Making sense of it all
Most support for Catalan independence from Spain comes from mutually antipathetic left-leaning groups and social revolutionaries. But then Franco only took Barcelona in 1938 because the Socialists had fallen out with the Anarchists… I took a photo this week of a display of graffiti at the bus station in Villafranca-del-Penedès. On the left were the usual anti-capitalist memes. In the centre was the nationalist call to arms. And on the right was a statement of radical feminism (ironically in Castilian Spanish). So it is not the case that nationalists are always social conservatives: Catalonian nationalism is right-on modern and ever so European…
It is tempting to reassert the prevailing narrative that big nation nationalism is authoritarian and conservative, if not repressive – while small nation nationalism (Catalonia, Corsica, Scotland) is progressive – red, green and even pink.
But the underlying force which is common to both is that of European political integration – the agenda for which is ultimately controlled by just two key European powers – Germany and France. This Sturm und Drang towards a united Europe has encouraged nations like Catalonia and Scotland to suppose that they could break free of their centuries-old unions within larger states (the Kingdom of Spain and the United Kingdom respectively) without any loss of prosperity.
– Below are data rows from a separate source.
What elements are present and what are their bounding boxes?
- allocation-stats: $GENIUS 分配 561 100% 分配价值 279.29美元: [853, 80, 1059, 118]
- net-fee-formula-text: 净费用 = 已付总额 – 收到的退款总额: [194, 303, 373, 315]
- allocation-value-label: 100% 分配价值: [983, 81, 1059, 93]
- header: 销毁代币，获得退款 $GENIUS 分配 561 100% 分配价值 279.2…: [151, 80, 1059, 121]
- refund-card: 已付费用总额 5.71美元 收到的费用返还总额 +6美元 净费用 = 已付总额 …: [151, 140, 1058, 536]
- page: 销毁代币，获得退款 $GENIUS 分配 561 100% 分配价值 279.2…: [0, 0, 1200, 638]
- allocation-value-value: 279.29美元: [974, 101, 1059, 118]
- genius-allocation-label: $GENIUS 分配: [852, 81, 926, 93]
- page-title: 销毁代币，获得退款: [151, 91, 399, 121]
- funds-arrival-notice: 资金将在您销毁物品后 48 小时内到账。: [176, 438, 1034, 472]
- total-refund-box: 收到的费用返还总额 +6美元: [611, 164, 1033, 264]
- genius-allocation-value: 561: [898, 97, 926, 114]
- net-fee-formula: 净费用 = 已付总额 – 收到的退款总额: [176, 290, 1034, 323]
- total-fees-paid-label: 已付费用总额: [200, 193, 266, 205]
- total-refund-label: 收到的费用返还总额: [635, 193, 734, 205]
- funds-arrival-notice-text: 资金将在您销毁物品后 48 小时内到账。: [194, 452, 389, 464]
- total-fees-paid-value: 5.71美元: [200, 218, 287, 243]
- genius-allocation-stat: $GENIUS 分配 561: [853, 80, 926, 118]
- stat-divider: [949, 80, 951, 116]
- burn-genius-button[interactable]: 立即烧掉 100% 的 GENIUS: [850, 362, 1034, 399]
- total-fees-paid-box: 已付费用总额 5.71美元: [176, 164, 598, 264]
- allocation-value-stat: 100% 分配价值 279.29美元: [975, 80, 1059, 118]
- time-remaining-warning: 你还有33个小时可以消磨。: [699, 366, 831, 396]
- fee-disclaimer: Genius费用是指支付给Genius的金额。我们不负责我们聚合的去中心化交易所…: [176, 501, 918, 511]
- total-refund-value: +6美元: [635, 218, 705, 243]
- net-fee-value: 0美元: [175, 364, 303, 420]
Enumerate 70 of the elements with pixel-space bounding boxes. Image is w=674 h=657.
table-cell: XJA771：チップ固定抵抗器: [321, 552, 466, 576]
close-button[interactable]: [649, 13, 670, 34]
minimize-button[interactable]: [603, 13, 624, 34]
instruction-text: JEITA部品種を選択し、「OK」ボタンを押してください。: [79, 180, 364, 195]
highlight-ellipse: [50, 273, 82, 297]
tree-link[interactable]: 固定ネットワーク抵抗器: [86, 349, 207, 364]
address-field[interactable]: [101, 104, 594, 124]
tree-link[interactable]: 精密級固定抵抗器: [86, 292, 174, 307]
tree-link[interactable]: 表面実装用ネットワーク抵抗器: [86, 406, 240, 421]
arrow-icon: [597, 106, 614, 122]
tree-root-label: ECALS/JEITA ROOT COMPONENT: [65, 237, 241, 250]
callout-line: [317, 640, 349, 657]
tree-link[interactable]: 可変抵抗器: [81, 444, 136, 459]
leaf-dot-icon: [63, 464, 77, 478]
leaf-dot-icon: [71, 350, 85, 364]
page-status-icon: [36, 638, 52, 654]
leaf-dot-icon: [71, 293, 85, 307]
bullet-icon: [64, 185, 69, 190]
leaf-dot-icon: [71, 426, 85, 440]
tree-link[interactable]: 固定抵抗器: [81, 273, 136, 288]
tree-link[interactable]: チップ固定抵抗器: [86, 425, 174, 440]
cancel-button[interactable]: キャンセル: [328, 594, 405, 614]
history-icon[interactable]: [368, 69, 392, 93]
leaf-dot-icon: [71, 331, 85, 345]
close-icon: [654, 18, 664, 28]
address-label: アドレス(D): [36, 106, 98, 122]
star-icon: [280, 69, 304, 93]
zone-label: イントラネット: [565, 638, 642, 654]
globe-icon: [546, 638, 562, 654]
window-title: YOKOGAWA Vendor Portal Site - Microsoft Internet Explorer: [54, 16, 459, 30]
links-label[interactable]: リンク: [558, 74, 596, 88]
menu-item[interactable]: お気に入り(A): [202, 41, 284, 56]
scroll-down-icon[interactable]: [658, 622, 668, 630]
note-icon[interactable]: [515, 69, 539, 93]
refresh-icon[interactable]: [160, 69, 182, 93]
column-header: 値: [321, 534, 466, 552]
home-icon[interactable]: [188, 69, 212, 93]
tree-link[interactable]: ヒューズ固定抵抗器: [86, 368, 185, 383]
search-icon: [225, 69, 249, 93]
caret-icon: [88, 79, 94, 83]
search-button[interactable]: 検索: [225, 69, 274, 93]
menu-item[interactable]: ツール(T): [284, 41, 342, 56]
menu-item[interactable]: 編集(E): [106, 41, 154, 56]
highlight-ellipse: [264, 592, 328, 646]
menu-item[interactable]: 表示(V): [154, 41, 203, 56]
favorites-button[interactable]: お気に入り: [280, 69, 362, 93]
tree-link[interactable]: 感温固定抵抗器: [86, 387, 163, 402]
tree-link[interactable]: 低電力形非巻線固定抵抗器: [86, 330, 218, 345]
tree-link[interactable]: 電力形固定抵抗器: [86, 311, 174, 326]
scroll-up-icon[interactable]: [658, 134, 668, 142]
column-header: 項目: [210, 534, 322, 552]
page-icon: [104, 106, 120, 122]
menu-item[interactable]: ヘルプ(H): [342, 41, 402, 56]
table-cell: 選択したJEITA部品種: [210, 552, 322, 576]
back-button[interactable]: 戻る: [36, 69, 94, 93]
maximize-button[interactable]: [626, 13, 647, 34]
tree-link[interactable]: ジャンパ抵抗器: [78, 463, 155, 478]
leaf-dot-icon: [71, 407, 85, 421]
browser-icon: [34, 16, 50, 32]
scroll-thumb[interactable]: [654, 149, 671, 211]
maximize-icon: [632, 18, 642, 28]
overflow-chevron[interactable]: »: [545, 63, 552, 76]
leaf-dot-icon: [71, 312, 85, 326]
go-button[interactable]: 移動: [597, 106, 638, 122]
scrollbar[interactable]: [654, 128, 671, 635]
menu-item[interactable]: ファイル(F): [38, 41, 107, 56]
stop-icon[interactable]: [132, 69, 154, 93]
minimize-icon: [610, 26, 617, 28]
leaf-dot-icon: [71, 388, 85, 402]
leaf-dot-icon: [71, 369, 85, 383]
Brussels’ clear stance that an independent Catalonia would be neither a member of the EU nor of the eurozone was, I suspect, decisive in forestalling the mass protests that Senyor Puigdemont expected. Catalonians regard themselves as more European (and more cosmopolitan) than Spaniards as a whole – they cannot imagine an independent Catalonia outside the EU.
So the EU has given rise to two quite contradictory forces. The centripetal force of imposing sameness despite cultural difference (normalisation is the French term) now meets the centrifugal force of those silly old self-preserving national entities – like Britain, Poland and Hungary – who, so the elites tell us, are hopelessly out of touch with the modern world because they do not wish to lose their identities or control of their borders.
The collision of these intractable opposing forces will sooner or later cause a catastrophic explosion. But I do not think the bang will take place in beautiful Catalonia.
[i] Out of courtesy to Catalan sensibilities I observe the Catalan Senyor for Catalan politicians in preference to the Castilian Señor.